For dishes and kitchen appliances, my time limit is two years. If you have a shelf of crock pots you never use, get rid of them and create space for something you actually love. We can have great intentions to become the next Martha Stewart, but the truth is, most of those kitchen gadgets are just gathering dust.
The “spark joy” factor applies here too – are those faded souvenir plastic cups really making you feel happy when you open your cabinet? What about that dish towel with the hole in it or your cracked coffee mug? You deserve to have pretty things to use when enjoying your morning coffee or cooking a meal. Every mundane morning feels more special when I give myself permission to use my best china and a beautiful napkin.
#6 – Smart Storage Solutions
Now that you’ve decluttered, the goal is to keep your space tidy… And to want to keep your space tidy. Get yourself pretty file folders for important documents. Tuck one of these spinning shelves under your bathroom sink for easy-to-reach hair products. Contain small items like contacts and bobby pins in these clear bins. Coordinated storage always makes a space feel more organized – get matching hangers and stock shelves with matching baskets.
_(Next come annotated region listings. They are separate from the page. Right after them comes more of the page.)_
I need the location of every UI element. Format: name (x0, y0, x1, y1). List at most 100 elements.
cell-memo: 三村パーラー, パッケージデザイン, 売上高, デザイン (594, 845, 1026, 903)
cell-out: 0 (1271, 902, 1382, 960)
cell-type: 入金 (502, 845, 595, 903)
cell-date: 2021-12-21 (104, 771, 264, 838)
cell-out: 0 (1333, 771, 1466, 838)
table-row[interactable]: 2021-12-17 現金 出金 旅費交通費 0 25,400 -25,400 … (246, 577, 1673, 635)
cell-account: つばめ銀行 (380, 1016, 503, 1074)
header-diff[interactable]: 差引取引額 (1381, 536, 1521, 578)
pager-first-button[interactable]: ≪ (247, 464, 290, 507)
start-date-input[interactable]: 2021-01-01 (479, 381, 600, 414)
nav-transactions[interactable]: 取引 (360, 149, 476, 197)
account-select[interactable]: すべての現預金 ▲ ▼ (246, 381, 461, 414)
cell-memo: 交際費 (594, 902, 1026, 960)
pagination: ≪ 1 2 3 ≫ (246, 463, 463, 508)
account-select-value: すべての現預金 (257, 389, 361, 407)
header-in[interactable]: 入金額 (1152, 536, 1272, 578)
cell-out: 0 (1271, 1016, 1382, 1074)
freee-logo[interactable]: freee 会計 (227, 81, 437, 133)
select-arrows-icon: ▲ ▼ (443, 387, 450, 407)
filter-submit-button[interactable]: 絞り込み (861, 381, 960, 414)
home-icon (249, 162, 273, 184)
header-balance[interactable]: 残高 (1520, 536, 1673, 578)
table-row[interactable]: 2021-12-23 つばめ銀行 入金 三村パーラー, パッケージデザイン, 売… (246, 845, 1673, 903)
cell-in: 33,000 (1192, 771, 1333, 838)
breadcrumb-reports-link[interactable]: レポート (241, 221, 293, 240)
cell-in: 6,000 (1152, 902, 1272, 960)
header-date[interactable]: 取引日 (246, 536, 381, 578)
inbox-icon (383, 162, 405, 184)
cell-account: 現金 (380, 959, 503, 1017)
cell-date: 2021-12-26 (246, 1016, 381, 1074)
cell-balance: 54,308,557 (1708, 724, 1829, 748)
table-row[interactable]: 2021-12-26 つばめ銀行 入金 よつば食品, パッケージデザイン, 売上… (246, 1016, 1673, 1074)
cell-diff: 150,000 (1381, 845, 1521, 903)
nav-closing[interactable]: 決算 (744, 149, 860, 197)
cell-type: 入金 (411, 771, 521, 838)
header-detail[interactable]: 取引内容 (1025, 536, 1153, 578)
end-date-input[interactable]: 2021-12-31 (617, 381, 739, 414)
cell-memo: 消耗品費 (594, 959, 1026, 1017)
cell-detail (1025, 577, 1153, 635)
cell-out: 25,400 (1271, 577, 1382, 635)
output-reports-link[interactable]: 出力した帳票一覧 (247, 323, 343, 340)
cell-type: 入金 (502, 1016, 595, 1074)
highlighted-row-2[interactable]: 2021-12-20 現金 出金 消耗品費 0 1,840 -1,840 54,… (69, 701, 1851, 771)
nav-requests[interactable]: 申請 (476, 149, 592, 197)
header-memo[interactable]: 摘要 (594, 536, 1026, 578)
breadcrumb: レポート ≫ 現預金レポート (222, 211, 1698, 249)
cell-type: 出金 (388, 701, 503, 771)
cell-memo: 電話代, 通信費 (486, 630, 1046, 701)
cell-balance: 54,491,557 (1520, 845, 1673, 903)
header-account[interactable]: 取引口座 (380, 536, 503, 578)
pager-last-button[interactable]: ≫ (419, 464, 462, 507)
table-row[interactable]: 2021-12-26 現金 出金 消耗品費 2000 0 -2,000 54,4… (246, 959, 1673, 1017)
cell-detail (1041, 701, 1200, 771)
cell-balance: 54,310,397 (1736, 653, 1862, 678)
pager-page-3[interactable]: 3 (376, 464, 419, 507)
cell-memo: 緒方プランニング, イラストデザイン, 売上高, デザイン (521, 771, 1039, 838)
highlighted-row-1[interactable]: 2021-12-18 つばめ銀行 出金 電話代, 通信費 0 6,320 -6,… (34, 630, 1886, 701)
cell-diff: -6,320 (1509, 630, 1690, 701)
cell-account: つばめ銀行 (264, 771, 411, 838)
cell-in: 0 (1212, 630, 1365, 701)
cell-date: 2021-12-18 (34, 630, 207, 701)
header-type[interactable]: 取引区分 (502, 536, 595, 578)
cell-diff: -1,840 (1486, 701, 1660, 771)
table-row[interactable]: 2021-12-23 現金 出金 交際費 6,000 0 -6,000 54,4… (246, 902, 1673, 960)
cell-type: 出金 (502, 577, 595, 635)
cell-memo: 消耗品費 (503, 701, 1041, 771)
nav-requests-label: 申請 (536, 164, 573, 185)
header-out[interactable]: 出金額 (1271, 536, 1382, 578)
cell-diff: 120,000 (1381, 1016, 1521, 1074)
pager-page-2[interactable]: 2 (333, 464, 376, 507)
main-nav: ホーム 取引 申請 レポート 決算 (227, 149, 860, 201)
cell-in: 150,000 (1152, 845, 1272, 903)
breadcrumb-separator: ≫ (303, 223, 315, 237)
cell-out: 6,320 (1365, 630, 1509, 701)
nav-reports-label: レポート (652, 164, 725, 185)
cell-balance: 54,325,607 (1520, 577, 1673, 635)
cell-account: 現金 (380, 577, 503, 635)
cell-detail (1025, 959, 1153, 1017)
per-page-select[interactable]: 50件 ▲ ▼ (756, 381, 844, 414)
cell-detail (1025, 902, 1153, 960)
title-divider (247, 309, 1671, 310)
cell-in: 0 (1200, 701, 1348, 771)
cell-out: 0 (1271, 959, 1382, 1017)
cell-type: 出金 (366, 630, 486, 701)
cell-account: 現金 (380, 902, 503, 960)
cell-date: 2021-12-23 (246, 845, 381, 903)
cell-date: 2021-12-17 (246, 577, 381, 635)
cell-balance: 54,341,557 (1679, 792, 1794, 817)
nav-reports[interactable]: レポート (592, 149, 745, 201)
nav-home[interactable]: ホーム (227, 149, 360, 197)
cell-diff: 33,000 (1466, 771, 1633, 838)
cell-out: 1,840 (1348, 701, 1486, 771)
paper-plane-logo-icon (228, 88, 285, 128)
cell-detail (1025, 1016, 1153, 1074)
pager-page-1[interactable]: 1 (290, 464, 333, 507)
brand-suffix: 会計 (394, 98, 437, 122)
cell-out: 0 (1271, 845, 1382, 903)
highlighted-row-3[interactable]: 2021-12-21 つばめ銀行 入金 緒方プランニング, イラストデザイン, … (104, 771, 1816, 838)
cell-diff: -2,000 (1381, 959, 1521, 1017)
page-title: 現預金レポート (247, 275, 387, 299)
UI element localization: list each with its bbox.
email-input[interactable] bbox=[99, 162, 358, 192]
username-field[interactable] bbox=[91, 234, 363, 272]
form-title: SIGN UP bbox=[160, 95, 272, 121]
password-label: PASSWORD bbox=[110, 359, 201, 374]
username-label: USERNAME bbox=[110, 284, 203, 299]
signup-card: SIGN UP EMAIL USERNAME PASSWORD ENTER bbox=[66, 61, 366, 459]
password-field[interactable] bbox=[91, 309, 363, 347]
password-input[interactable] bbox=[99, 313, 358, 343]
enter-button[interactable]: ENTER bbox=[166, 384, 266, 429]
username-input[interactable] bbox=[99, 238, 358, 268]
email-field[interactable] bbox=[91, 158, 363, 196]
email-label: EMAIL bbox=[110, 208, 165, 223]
Get creative with your storage solutions. I love recycling nice accessory boxes or shoe boxes as containers for printed photos and mementos. Then I use my Labelmaker to keep everything organized and store them in large plastic totes.
Most importantly, repeat this exercise once a year to keep on top of it. Once you’ve done it the first time, each year after won’t take you as long. You can quickly assess what you have, remove what’s unnecessary, and move on. But your home (and mind!) will continue to feel fresh and uncluttered.